One of the highest-profile campaigns is taking place in Novosibirsk, Russia’s third largest city. 

The head of Navalny’s office in the city, Sergei Boiko, has created an opposition alliance to counter United Russia and the Communist Party. 

His ‘Novosibirsk 2020′ coalition has put forward around 30 candidates for the city legislature and campaigned with the help of volunteers from Navalny’s Anti-Corruption Fund. 

“This is an opportunity to show the whole of Russia that democratic forces can unite,” Boiko said as he voted today. 

He said his supporters had recorded some 50 violations, including an attempt to illegally remove observers from his alliance while a safe containing early votes at one polling station had its seals broken. 

“This means some people at night had access to ballot papers from previous days,” he said. 
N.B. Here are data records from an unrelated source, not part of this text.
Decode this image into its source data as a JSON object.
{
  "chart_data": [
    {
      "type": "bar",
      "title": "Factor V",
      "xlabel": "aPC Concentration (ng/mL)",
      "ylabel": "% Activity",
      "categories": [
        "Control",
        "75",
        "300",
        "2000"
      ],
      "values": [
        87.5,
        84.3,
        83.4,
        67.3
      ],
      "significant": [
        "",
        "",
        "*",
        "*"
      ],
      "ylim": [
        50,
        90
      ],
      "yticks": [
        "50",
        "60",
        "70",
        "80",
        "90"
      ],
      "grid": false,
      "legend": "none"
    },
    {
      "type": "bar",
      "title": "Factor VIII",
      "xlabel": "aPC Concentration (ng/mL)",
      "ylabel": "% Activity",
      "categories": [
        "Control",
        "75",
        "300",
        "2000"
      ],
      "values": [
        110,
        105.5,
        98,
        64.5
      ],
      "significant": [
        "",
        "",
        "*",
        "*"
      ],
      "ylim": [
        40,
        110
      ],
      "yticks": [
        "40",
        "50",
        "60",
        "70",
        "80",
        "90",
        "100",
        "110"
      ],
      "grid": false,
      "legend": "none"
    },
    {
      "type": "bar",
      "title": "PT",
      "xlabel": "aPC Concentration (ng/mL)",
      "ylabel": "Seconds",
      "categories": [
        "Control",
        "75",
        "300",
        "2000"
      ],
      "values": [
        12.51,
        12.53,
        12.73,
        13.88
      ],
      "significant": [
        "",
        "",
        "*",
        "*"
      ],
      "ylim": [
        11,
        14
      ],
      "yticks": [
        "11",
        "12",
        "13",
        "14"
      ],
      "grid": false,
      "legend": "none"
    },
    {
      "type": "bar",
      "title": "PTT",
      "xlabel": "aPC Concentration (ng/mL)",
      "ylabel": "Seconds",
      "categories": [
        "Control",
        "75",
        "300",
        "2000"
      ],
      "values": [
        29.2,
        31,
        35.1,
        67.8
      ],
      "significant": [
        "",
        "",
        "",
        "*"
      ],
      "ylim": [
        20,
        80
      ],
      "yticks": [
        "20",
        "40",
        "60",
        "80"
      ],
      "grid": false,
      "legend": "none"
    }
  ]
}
Navalny’s team has urged Russians to vote the ruling party out of power, arguing: “Any deputy is better than a member of United Russia” and pointing to electoral successes in places such as the far eastern city of Khabarovsk. 

Tens of thousands have taken to the streets there for the past two months over the arrest of a popular governor who defeated an incumbent from the ruling party in 2018. 

The case of the former Khabarovsk governor and the protest movement in Russia’s neighbour Belarus have both sparked small-scale demonstrations in solidarity in Russian cities, suggesting there is potential for a protest vote.